Ultimately, nothing less will do. Any incremental reform, or any reform that doesn’t abolish private insurers, would simply extend our current tiered system of coverage to more people, with some people covered by expensive, private plans and others relegated to public plans that don’t offer the same benefits or provide access to the same providers.
Right now, our chapter’s fight for M4A involves campaigning for an idea more than campaigning for a specific policy proposal. (Although there are M4A bills in the House of Representatives and the Senate, they aren’t likely to be voted on anytime soon.) But DSA has identified five principles which comprise the M4A plan we are fighting for.
A Single Health Program: Everyone will be covered by one health insurance program, administered by the federal government, and have equal access to all medical services and treatments.
Comprehensive Coverage: All services requiring a medical professional will be fully covered. You go to the doctor of your choice. Dental, vision, mental health, long term care, medical devices, and pharmaceuticals are all included.
Free at the point of service: All health care costs will be financed through tax contributions based on ability to pay: no copays, no fees, no deductibles and no premiums. Ever.
Universal Coverage: Coverage for all United States residents—non-citizens included.
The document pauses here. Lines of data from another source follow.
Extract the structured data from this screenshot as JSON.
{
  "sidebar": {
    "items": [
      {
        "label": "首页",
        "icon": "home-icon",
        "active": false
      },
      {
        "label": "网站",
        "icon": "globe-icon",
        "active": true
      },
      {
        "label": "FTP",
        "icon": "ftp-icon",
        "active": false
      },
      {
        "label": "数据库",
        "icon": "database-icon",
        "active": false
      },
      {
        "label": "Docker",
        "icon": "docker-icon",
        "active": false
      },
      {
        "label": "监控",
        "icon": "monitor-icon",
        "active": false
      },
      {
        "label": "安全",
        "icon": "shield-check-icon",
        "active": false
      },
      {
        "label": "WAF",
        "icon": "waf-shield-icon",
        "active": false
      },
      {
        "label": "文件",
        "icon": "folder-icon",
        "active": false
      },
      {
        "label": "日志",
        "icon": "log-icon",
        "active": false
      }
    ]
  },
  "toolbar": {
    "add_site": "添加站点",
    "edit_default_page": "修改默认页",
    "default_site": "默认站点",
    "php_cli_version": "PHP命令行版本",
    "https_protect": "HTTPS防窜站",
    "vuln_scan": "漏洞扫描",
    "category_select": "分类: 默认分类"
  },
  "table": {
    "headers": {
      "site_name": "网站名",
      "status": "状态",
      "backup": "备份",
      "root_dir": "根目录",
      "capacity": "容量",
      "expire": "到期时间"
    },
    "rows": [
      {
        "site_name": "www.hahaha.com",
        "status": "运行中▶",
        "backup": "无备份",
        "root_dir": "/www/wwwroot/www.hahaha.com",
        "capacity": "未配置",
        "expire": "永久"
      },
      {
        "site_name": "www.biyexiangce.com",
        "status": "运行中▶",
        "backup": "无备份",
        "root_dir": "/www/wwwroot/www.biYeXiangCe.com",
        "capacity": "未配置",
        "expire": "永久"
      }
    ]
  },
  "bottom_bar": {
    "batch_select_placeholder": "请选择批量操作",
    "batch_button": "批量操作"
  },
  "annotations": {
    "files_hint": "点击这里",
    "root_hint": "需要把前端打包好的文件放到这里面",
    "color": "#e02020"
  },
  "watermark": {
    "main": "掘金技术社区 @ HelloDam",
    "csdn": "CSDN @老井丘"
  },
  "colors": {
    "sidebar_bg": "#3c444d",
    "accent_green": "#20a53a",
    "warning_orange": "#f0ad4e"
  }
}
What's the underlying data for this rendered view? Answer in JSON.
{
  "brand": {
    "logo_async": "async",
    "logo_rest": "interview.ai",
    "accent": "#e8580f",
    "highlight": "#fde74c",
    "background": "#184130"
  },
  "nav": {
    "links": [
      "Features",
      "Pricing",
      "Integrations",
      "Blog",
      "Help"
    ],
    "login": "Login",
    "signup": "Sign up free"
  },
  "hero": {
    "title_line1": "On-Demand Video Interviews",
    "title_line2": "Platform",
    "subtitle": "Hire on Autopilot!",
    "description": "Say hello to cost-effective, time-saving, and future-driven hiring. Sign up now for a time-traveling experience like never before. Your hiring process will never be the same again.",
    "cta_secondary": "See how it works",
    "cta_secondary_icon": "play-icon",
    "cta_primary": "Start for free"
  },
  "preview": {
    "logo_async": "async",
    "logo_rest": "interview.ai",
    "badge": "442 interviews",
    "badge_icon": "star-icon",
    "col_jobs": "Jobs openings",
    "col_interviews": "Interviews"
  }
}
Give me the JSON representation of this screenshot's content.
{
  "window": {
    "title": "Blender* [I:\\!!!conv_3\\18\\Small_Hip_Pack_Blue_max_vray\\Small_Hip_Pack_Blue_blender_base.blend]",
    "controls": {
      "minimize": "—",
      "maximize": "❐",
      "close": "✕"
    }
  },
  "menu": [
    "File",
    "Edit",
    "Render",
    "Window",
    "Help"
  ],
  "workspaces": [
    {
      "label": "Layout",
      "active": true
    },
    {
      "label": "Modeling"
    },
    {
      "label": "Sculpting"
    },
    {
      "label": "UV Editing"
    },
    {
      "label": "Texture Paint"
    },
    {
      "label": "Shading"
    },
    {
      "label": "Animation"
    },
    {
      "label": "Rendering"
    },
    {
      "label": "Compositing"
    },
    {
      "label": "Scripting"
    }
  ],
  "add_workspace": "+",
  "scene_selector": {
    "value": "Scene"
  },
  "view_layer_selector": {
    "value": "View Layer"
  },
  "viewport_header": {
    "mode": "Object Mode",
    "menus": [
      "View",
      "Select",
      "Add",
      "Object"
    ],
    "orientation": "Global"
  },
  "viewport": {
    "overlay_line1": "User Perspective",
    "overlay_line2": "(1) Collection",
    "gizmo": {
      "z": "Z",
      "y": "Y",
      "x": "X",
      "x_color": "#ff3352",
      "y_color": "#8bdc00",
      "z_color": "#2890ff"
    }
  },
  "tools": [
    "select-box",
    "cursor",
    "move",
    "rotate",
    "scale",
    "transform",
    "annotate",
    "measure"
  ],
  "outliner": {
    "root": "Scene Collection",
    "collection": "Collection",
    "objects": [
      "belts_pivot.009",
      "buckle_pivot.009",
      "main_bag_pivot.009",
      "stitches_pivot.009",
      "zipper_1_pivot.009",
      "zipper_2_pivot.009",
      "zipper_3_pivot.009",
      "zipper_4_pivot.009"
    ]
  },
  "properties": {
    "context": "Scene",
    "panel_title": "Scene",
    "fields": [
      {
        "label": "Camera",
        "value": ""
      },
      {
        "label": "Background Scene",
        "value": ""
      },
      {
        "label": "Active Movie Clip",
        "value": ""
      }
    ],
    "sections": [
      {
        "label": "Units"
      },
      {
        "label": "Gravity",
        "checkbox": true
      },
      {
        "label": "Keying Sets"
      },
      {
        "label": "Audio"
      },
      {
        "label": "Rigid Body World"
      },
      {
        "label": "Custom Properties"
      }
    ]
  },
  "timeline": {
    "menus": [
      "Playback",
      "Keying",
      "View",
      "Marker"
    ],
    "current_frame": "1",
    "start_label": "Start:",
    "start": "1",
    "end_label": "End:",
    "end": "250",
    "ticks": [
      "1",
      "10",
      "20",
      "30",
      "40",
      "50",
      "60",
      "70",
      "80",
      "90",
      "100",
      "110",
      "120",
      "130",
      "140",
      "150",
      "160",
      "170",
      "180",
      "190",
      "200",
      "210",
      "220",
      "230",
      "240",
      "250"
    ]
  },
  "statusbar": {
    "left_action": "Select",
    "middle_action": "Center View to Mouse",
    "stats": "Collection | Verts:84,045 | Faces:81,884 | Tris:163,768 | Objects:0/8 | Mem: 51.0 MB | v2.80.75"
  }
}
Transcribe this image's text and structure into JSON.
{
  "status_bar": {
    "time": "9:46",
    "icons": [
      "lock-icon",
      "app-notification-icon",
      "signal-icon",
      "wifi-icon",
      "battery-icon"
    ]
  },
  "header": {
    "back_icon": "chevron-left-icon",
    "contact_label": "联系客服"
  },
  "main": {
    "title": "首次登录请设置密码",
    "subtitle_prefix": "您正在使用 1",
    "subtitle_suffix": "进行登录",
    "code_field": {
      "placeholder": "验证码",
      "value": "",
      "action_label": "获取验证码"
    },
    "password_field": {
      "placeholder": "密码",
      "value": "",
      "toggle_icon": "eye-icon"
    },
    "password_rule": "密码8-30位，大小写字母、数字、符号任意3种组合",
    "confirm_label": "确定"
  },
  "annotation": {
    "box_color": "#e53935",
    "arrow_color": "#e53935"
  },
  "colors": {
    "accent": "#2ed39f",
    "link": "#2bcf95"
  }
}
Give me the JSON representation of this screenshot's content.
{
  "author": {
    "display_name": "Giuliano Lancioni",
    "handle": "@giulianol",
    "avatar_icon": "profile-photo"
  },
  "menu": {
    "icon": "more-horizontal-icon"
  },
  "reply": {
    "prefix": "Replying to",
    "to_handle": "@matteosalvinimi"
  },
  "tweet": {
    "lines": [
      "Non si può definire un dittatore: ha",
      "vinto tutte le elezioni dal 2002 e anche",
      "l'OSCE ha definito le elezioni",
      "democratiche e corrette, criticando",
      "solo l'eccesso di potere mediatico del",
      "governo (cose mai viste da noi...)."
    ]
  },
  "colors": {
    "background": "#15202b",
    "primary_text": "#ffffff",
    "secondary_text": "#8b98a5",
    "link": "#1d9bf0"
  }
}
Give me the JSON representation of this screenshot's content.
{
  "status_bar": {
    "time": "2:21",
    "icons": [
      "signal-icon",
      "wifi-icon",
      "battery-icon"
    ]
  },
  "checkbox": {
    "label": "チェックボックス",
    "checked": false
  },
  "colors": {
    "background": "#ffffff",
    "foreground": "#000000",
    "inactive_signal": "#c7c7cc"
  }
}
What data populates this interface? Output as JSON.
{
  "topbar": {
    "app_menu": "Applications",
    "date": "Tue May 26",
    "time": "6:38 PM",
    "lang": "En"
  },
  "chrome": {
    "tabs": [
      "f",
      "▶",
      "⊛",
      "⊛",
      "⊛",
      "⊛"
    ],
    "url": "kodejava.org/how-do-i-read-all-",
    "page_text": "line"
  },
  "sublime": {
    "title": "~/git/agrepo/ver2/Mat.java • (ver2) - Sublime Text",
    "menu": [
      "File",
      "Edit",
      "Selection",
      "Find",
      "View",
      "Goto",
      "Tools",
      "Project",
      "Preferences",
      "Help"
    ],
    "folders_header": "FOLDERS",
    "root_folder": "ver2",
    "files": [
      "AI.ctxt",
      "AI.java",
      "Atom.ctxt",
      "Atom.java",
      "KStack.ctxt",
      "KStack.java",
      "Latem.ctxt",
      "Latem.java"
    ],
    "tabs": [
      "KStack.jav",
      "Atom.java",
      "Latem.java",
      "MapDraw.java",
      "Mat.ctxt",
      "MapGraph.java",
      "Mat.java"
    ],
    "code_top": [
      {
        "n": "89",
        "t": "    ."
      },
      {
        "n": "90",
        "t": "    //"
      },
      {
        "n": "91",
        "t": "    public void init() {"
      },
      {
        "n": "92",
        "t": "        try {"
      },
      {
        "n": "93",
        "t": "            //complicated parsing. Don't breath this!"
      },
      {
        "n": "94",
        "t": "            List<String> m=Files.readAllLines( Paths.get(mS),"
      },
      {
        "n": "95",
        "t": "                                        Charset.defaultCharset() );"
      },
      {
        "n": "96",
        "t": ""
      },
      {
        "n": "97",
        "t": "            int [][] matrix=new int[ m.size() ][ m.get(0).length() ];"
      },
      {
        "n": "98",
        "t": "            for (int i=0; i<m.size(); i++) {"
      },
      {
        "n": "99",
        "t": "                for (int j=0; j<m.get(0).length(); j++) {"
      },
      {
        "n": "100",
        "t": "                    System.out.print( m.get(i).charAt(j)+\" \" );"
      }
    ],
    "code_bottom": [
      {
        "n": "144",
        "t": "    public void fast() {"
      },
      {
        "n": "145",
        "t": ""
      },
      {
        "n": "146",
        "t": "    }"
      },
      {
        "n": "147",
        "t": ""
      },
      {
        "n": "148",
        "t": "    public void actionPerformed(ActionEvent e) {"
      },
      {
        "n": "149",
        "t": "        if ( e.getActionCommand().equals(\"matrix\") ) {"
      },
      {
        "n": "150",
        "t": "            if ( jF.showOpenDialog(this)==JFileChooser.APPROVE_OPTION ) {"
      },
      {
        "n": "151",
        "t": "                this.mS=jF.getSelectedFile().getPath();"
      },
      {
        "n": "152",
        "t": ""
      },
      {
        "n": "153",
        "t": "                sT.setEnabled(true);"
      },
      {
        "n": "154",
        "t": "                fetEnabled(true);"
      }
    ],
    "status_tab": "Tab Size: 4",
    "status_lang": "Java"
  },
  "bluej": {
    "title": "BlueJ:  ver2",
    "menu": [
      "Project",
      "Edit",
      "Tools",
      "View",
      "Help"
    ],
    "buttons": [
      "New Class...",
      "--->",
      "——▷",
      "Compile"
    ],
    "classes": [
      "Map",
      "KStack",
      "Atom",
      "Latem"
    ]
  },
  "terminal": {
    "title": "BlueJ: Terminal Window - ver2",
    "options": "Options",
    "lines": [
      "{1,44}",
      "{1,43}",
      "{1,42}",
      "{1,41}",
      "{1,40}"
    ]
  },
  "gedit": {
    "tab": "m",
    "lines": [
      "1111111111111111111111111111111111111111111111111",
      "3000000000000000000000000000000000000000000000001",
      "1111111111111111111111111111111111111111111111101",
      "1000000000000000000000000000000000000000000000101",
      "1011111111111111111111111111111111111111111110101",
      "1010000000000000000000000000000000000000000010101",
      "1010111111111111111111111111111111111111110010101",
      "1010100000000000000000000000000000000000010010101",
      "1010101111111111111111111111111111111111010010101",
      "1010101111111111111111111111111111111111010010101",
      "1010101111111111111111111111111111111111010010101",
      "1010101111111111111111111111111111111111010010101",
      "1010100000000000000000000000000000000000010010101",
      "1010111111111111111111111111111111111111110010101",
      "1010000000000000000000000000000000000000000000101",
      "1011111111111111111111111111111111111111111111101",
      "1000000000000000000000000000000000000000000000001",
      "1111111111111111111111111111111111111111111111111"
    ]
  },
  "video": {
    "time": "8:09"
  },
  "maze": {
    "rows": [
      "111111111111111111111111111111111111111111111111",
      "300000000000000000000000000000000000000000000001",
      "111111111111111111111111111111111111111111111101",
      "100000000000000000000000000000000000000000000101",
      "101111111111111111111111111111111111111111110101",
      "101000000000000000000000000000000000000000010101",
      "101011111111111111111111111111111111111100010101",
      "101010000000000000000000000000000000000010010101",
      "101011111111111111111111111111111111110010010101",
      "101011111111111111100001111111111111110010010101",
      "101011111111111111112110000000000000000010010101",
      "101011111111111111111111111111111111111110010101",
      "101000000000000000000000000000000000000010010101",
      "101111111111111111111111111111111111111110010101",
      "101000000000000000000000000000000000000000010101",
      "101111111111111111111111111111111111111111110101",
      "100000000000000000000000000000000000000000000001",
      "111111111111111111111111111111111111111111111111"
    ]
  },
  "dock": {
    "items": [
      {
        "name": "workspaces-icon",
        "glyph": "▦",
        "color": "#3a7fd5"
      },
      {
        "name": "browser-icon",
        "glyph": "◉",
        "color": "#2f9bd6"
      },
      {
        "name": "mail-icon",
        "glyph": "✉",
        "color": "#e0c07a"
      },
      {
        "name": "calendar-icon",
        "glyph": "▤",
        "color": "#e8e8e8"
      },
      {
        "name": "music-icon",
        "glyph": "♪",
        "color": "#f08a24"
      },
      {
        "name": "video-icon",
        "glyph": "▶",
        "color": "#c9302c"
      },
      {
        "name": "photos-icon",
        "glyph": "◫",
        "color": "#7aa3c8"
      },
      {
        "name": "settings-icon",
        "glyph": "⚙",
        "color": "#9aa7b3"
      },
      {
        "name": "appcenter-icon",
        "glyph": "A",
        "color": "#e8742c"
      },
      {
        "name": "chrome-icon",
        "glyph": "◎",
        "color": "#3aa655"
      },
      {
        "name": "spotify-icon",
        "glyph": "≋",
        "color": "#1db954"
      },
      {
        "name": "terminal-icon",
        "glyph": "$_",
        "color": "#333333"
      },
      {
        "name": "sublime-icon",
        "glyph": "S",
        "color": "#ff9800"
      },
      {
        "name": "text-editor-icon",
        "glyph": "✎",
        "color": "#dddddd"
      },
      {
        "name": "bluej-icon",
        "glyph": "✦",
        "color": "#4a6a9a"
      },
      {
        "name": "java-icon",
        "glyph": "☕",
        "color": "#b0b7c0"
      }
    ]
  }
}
Jobs: A jobs initiative and severance for those affected by the transition to government-run health care.
The clarity of these principles is the most important part of our role in the fight for M4A. M4A is an increasingly popular idea, with the support of nearly 70% of Americans, according to a recent Reuters-Ipsos poll. But the power of the idea of M4A extends beyond the specific policy proposal to its ability to bridge two worlds: the world that is right in front of us and the world that we know is possible. In this campaign, our most important work is to paint a clear picture—for ourselves and for our neighbors—of the path towards that world. Through regular canvasses and health fairs, we are creating a space to have these conversations with our neighbors and to find our way forward, together.